2. Precisamos sempre de
contemplar o mistério da misericórdia. É fonte de alegria,
serenidade e paz. É condição da nossa salvação. Misericórdia: é a palavra que revela o mistério da Santíssima
Trindade. Misericórdia: é o ato último e supremo pelo qual Deus vem ao nosso
encontro. Misericórdia:
é a lei fundamental que mora no coração de
cada pessoa, quando vê com olhos sinceros o irmão que encontra no caminho da
vida. Misericórdia:
é o caminho que une Deus e o homem, porque
nos abre o coração à esperança de sermos amados para sempre, apesar da
limitação do nosso pecado.
3. Há momentos em que somos chamados,
de maneira ainda mais intensa, a fixar o olhar na misericórdia, para nos
tornarmos nós mesmos sinal eficaz do agir do Pai. Foi por isso que proclamei um
Jubileu Extraordinário da Misericórdia como tempo favorável para a Igreja, a
fim de se tornar mais forte e eficaz o testemunho dos crentes.

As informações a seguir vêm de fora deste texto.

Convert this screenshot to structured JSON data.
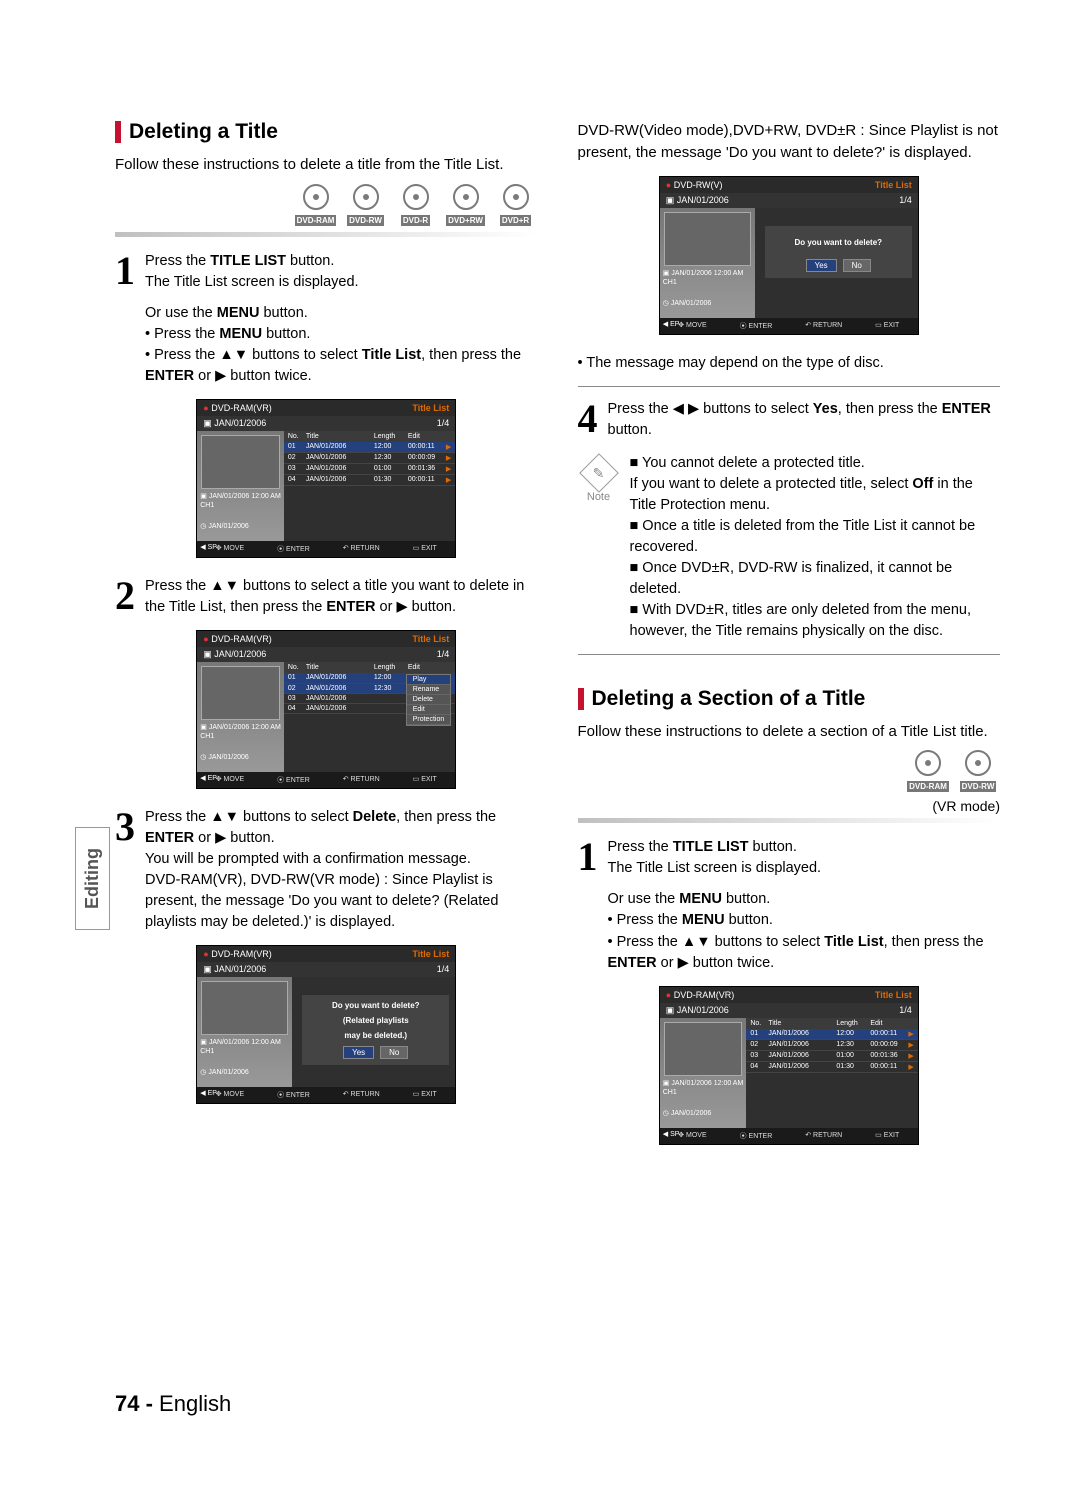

O Ano Santo abrir-se-á no dia 8 de Dezembro de 2015,
solenidade da Imaculada Conceição. Esta
festa litúrgica indica o modo de agir de Deus desde os primórdios da nossa
história. Depois do pecado de Adão e Eva, Deus não quis deixar a humanidade
sozinha e à mercê do mal. Por isso, pensou e quis Maria santa e imaculada no
amor (cf. Ef 1,4), para que Se tornasse a Mãe do Redentor do homem. Perante a
gravidade do pecado, Deus responde com a plenitude do perdão. A misericórdia será
sempre maior do que qualquer pecado, e ninguém pode colocar um limite ao amor
de Deus que perdoa. Na festa da
Imaculada Conceição, terei a alegria de abrir a Porta Santa. Será então uma
Porta da Misericórdia, onde qualquer pessoa que entre poderá experimentar o
amor de Deus que consola, perdoa e dá esperança.
No domingo seguinte, o Terceiro Domingo de Advento,
abrir-se-á a Porta Santa na Catedral de Roma, a Basílica de São João de Latrão.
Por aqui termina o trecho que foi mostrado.